An autosomal dominant inheritance with variable expression has been proposed in some cases of MRS and de-novo translocation of t (9; 21) (p11; p11) has seen in many cases [13]. Seven family members of four generations have been described forming the genetic basis of this entity [14]. Attempt to study the blood DNA for UNC-93B1 gene mutations predisposing to herpes virus infection in patients of MRS with facial palsy yield no results [15]. Is this a clonal disorder of T lymphocytes remains to be determined? [16]. So far there are many speculations about the pathogenesis, but without any definite conclusions.

MRS with facial palsy of Melkerrson syndrome may present alone or as a disease spectrum of various other underlying diseases, such as association has been seen in many other chronic diseases including diabetic mellitus [17], Crohn’s disease [18]. Ehler –Danlos syndrome [19], Psoriasis [20], Crocodile Tear syndrome [21], Rosacea [22], Hashimoto thyroditis [23], Leprosy [24] and Down syndrome [25]. Hereditary Melkerrson Rosenthal syndrome and multiple sclerosis has been noted in one family [26]. The term MRS is used only when there is no other underlying etiology.

A retrospective diagnosis of total 72 biopsied cases was done at mayo clinic and concluded it as a chronic disease that may present over the course of most of the lifespan and may require several years of observation to be diagnosed. Neurologists who observe a combination of facial edema and facial palsy in a patient should consider the diagnosis of MRS and proceed to a diagnostic skin biopsy and a trial of steroid treatment for their patient [27]. Melkerrson-Rosenthal syndrome should be suspected in cases of recurrent facial palsy associated with swelling of orofacial structures and furrowed tongue [28].

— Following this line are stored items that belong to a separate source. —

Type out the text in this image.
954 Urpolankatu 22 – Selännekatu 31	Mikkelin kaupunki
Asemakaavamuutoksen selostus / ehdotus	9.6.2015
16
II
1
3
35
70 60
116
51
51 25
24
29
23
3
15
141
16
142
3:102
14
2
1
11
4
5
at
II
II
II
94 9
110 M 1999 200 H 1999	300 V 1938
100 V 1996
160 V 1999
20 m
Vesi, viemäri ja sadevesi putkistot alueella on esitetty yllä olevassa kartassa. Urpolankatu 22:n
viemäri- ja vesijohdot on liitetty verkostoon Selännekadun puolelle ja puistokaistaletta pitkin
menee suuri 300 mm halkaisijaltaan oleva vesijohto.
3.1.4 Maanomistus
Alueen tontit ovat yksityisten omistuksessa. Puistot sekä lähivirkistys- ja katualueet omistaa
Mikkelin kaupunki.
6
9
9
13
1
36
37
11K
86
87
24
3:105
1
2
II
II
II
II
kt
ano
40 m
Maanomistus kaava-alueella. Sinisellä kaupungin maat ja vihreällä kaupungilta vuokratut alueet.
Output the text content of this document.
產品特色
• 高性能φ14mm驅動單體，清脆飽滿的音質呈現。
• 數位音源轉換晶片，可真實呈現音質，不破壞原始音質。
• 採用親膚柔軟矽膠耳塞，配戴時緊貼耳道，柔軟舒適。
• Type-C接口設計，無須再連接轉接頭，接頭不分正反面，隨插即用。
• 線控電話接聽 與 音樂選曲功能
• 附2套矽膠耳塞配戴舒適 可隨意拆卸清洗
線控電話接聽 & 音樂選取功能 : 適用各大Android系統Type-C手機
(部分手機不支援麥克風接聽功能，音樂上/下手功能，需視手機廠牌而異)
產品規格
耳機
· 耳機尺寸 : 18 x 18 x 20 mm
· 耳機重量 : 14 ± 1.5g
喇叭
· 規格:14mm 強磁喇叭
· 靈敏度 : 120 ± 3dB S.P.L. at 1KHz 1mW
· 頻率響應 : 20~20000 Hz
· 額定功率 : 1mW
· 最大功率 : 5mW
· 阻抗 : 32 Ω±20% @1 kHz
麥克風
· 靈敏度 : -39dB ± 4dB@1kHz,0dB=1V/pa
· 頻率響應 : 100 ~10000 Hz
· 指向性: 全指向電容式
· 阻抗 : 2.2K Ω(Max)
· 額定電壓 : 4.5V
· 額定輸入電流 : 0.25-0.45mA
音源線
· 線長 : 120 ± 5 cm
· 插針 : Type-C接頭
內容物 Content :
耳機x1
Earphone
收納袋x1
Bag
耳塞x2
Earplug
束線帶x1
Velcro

Histologically non-caseating granulomas are seen in dermis. Other findings included perivascular inflammatory infiltrate and dermal edema. The granulomas may be seen around lymphatic and blood vessels [29]. Few of the cases might not show any granulomas, but lymphangiectasia and perivascular lymphocytic infiltrate only. This is a diagnosis of exclusion as extensive laboratory and clinical work up is required to rule in and rule out various other immunological or non-immunological conditions.

Differential diagnosis of MRS includes thyroid retinopathy, allergy, atophy, angioedema, bacterial, viral or filarial infections, systemic lupus erythematosus, dermatomyositis, bell’s palsy, leprosy and rosacea. Non-caseating granulomas in biopsies is a nonspecific finding which further requires a detailed workup.

As MRS is a chronic disorder of relapses and remissions, main emphasis of treatment is symptomatic to relieve the swelling and pressure symptoms. Many treatment options include steroids, immunosuppressant therapy, and reconstructive surgery [30, 31]. In follow-up care, one must exclude the development or coexistence of Crohn’s disease or sarcoidosis.

Conclusions

MRS is a disease spectrum which might co express with many other clinical entities. Our emphasis is on the skilful and detailed workup between treating physician in solving the diagnostic quandary of this rare and confusing entity. We conclude that Melkerrson - Rosenthal syndrome should in the differential diagnosis of orofacial swelling and fissured tongue. Our patient responded well to prednisone and doxycycline [32].

Consent

Written informed consent was obtained from the patient for the publication of this report and any accompanying images.